Figure 4. Charge compensatory substitutions within the coevolved sites.

Frequency of charge compensatory substitutions was calculated by counting the number of charge compensatory substitution quads (see Methods for details) for each pair of coevolved alignment columns. Frequency of charge compensatory substitutions (Y axis) is plotted against the spatial distances (X axis) between coevolved residue pairs.

Figure 5. Percentage of sites with given structural properties is shown.

Structural properties such as solvent accessibility (panel A), type of secondary structures (panel B) and hydrogen bonds (panel C) were calculated for coevolved sites. Solvent accessibility (Buried: Bur; Accessible: Acc) was measured using the PSA program from JOY package . Within the coevolved site pairs, if both residues are buried or accessible, they are shown as ‘Bur-Bur’ or ‘Acc-Acc’, respectively. Secondary structure [helix (H), strand (E) and coil (C)] distribution for coevolved residue pairs is shown in panel B. Hydrogen bonding patterns were estimated using the HBOND programs from the JOY package. ‘HBDY-HBDY’ and ‘HBDX-HBDX’ indicate cases where both coevolved residues are involved or not involved in hydrogen bonding correspondingly. ‘HBDX-HBDY/HBDY-HBDX’ indicates cases where at least one residue is involved in hydrogen bonding.
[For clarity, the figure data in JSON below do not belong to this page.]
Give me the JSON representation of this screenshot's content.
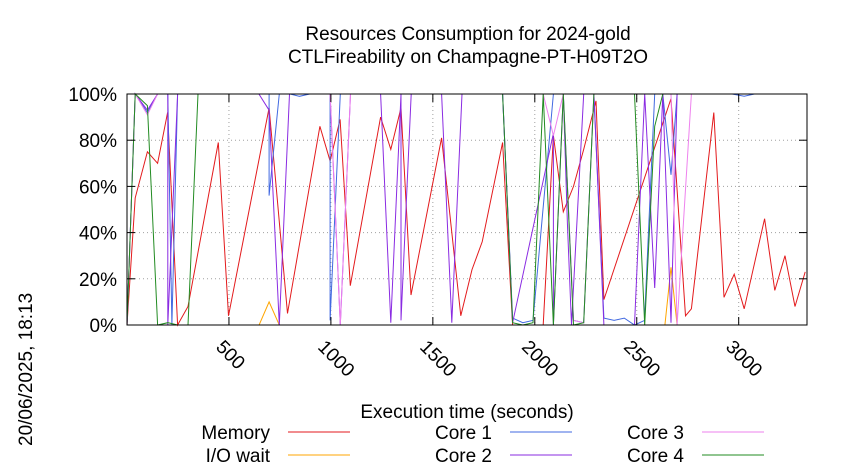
{
  "chart_data": {
    "type": "line",
    "title": "Resources Consumption for 2024-gold",
    "subtitle": "CTLFireability on Champagne-PT-H09T2O",
    "xlabel": "Execution time (seconds)",
    "ylabel": "",
    "side_label": "20/06/2025, 18:13",
    "xlim": [
      0,
      3335
    ],
    "ylim": [
      0,
      100
    ],
    "xticks": [
      {
        "value": 500,
        "label": "500"
      },
      {
        "value": 1000,
        "label": "1000"
      },
      {
        "value": 1500,
        "label": "1500"
      },
      {
        "value": 2000,
        "label": "2000"
      },
      {
        "value": 2500,
        "label": "2500"
      },
      {
        "value": 3000,
        "label": "3000"
      }
    ],
    "yticks": [
      {
        "value": 0,
        "label": "0%"
      },
      {
        "value": 20,
        "label": "20%"
      },
      {
        "value": 40,
        "label": "40%"
      },
      {
        "value": 60,
        "label": "60%"
      },
      {
        "value": 80,
        "label": "80%"
      },
      {
        "value": 100,
        "label": "100%"
      }
    ],
    "grid": true,
    "legend_position": "bottom",
    "series": [
      {
        "name": "Memory",
        "color": "#e31a1c",
        "points": [
          [
            0,
            0
          ],
          [
            40,
            55
          ],
          [
            100,
            75
          ],
          [
            150,
            70
          ],
          [
            199,
            92
          ],
          [
            248,
            0
          ],
          [
            299,
            8
          ],
          [
            448,
            79
          ],
          [
            498,
            4
          ],
          [
            697,
            94
          ],
          [
            787,
            5
          ],
          [
            946,
            86
          ],
          [
            996,
            71
          ],
          [
            1045,
            89
          ],
          [
            1095,
            17
          ],
          [
            1244,
            90
          ],
          [
            1294,
            76
          ],
          [
            1344,
            94
          ],
          [
            1393,
            13
          ],
          [
            1543,
            81
          ],
          [
            1637,
            4
          ],
          [
            1692,
            24
          ],
          [
            1742,
            36
          ],
          [
            1842,
            79
          ],
          [
            1891,
            0
          ],
          [
            1941,
            0
          ],
          [
            1991,
            0
          ],
          [
            2041,
            0
          ],
          [
            2091,
            82
          ],
          [
            2140,
            49
          ],
          [
            2190,
            60
          ],
          [
            2240,
            76
          ],
          [
            2300,
            97
          ],
          [
            2339,
            11
          ],
          [
            2668,
            98
          ],
          [
            2739,
            4
          ],
          [
            2768,
            7
          ],
          [
            2878,
            92
          ],
          [
            2928,
            12
          ],
          [
            2978,
            22
          ],
          [
            3027,
            7
          ],
          [
            3127,
            46
          ],
          [
            3177,
            15
          ],
          [
            3227,
            30
          ],
          [
            3276,
            8
          ],
          [
            3326,
            23
          ]
        ]
      },
      {
        "name": "I/O wait",
        "color": "#ffa500",
        "points": [
          [
            0,
            0
          ],
          [
            648,
            0
          ],
          [
            697,
            10
          ],
          [
            747,
            0
          ],
          [
            2638,
            0
          ],
          [
            2668,
            25
          ],
          [
            2698,
            0
          ],
          [
            3326,
            0
          ]
        ]
      },
      {
        "name": "Core 1",
        "color": "#4169e1",
        "points": [
          [
            0,
            0
          ],
          [
            40,
            100
          ],
          [
            100,
            92
          ],
          [
            150,
            100
          ],
          [
            200,
            100
          ],
          [
            220,
            0
          ],
          [
            248,
            100
          ],
          [
            697,
            100
          ],
          [
            697,
            56
          ],
          [
            747,
            100
          ],
          [
            800,
            100
          ],
          [
            846,
            99
          ],
          [
            896,
            100
          ],
          [
            946,
            100
          ],
          [
            996,
            100
          ],
          [
            996,
            2
          ],
          [
            1046,
            100
          ],
          [
            1095,
            100
          ],
          [
            1244,
            100
          ],
          [
            1344,
            100
          ],
          [
            1394,
            100
          ],
          [
            1842,
            100
          ],
          [
            1891,
            3
          ],
          [
            1941,
            1
          ],
          [
            1991,
            2
          ],
          [
            2091,
            100
          ],
          [
            2140,
            100
          ],
          [
            2190,
            2
          ],
          [
            2240,
            1
          ],
          [
            2290,
            100
          ],
          [
            2339,
            3
          ],
          [
            2389,
            2
          ],
          [
            2439,
            3
          ],
          [
            2489,
            0
          ],
          [
            2538,
            2
          ],
          [
            2588,
            100
          ],
          [
            2628,
            100
          ],
          [
            2668,
            65
          ],
          [
            2698,
            100
          ],
          [
            2768,
            100
          ],
          [
            2968,
            100
          ],
          [
            3027,
            99
          ],
          [
            3077,
            100
          ],
          [
            3326,
            100
          ]
        ]
      },
      {
        "name": "Core 2",
        "color": "#8a2be2",
        "points": [
          [
            0,
            0
          ],
          [
            40,
            100
          ],
          [
            100,
            93
          ],
          [
            150,
            100
          ],
          [
            200,
            100
          ],
          [
            200,
            0
          ],
          [
            248,
            100
          ],
          [
            647,
            100
          ],
          [
            697,
            93
          ],
          [
            747,
            0
          ],
          [
            797,
            100
          ],
          [
            996,
            100
          ],
          [
            1046,
            0
          ],
          [
            1096,
            100
          ],
          [
            1244,
            100
          ],
          [
            1294,
            1
          ],
          [
            1344,
            100
          ],
          [
            1344,
            2
          ],
          [
            1394,
            100
          ],
          [
            1543,
            100
          ],
          [
            1593,
            1
          ],
          [
            1643,
            100
          ],
          [
            1842,
            100
          ],
          [
            1891,
            1
          ],
          [
            2091,
            83
          ],
          [
            2091,
            0
          ],
          [
            2140,
            100
          ],
          [
            2160,
            44
          ],
          [
            2180,
            0
          ],
          [
            2240,
            100
          ],
          [
            2290,
            100
          ],
          [
            2339,
            0
          ],
          [
            2489,
            0
          ],
          [
            2539,
            100
          ],
          [
            2588,
            16
          ],
          [
            2628,
            100
          ],
          [
            2668,
            1
          ],
          [
            2698,
            100
          ],
          [
            2768,
            100
          ],
          [
            3326,
            100
          ]
        ]
      },
      {
        "name": "Core 3",
        "color": "#ee82ee",
        "points": [
          [
            0,
            0
          ],
          [
            40,
            100
          ],
          [
            100,
            91
          ],
          [
            150,
            100
          ],
          [
            200,
            100
          ],
          [
            220,
            100
          ],
          [
            248,
            100
          ],
          [
            697,
            100
          ],
          [
            747,
            100
          ],
          [
            996,
            100
          ],
          [
            1046,
            0
          ],
          [
            1096,
            100
          ],
          [
            1344,
            100
          ],
          [
            1394,
            100
          ],
          [
            1842,
            100
          ],
          [
            1891,
            100
          ],
          [
            2041,
            100
          ],
          [
            2091,
            82
          ],
          [
            2140,
            100
          ],
          [
            2190,
            2
          ],
          [
            2240,
            1
          ],
          [
            2290,
            100
          ],
          [
            2489,
            100
          ],
          [
            2539,
            100
          ],
          [
            2628,
            100
          ],
          [
            2668,
            100
          ],
          [
            2698,
            0
          ],
          [
            2768,
            100
          ],
          [
            3326,
            100
          ]
        ]
      },
      {
        "name": "Core 4",
        "color": "#228b22",
        "points": [
          [
            0,
            0
          ],
          [
            40,
            100
          ],
          [
            100,
            95
          ],
          [
            150,
            0
          ],
          [
            200,
            1
          ],
          [
            248,
            0
          ],
          [
            299,
            0
          ],
          [
            348,
            100
          ],
          [
            697,
            100
          ],
          [
            747,
            100
          ],
          [
            996,
            100
          ],
          [
            1294,
            100
          ],
          [
            1842,
            100
          ],
          [
            1891,
            1
          ],
          [
            1941,
            0
          ],
          [
            1991,
            1
          ],
          [
            2041,
            100
          ],
          [
            2091,
            0
          ],
          [
            2140,
            100
          ],
          [
            2190,
            0
          ],
          [
            2240,
            1
          ],
          [
            2290,
            100
          ],
          [
            2489,
            100
          ],
          [
            2539,
            0
          ],
          [
            2588,
            86
          ],
          [
            2628,
            100
          ],
          [
            2668,
            100
          ],
          [
            2698,
            100
          ],
          [
            3326,
            100
          ]
        ]
      }
    ]
  }
}
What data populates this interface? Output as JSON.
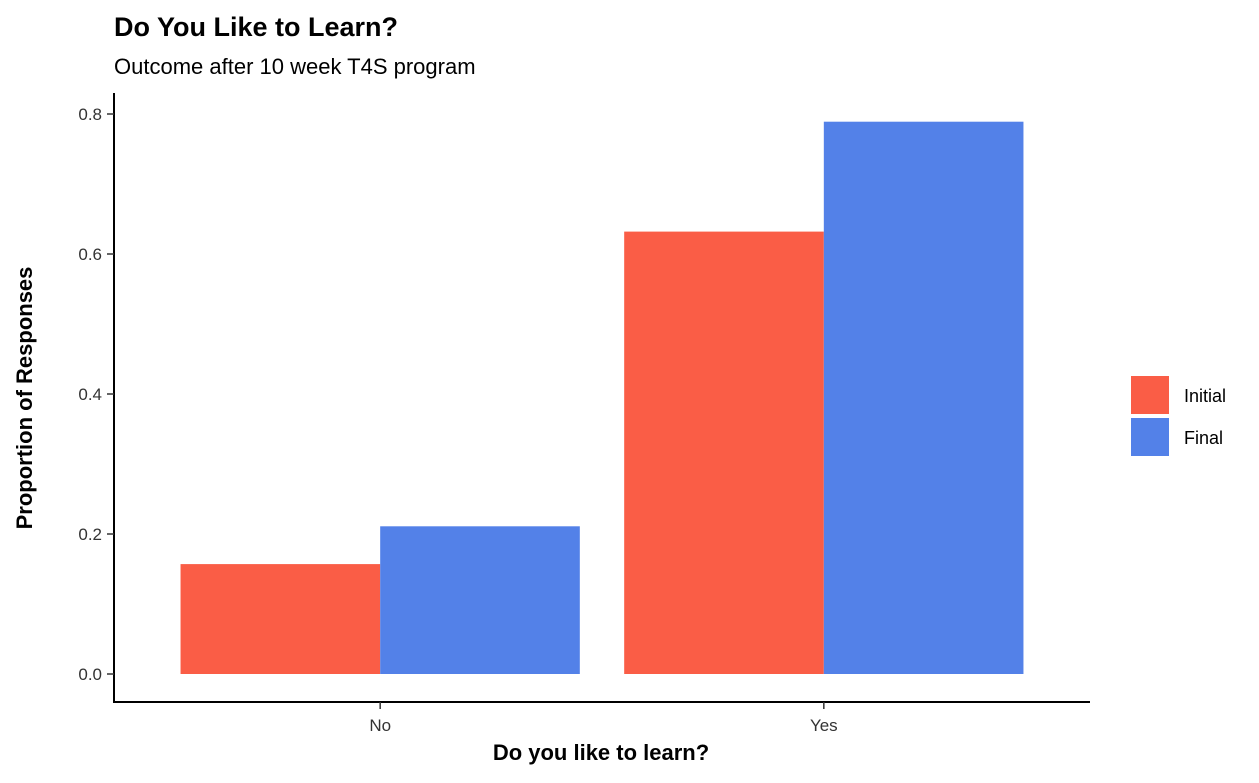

Values in the parenthesis show mean and standard error of estimated from the distribution of structural property values for randomly selected non-coevolved residue pairs (5 randomizations were performed).

Figure 6. Examples of coevolved sites.

Panel A shows two examples where coevolved sites of CAP family of transcription factors (CDD code: cd00038; PDB code: 1RGS) and hedgehog/intein domains (CDD code: cd00081; PDB code: 1DQ3) are projected on their representative protein structures. Panel B shows an example of phosphoglycerate kinase family (CDD code: cd00318; PDB code: 1QPG) while panel C shows an example of coevolutionary connections from phenylalanine ammonia-lyase (PAL) and histidine ammonia-lyase (HAL) domain family (CDD code: cd00332; PDB code: 1GK2). Network representations were created using PyMol and Cytoscape program.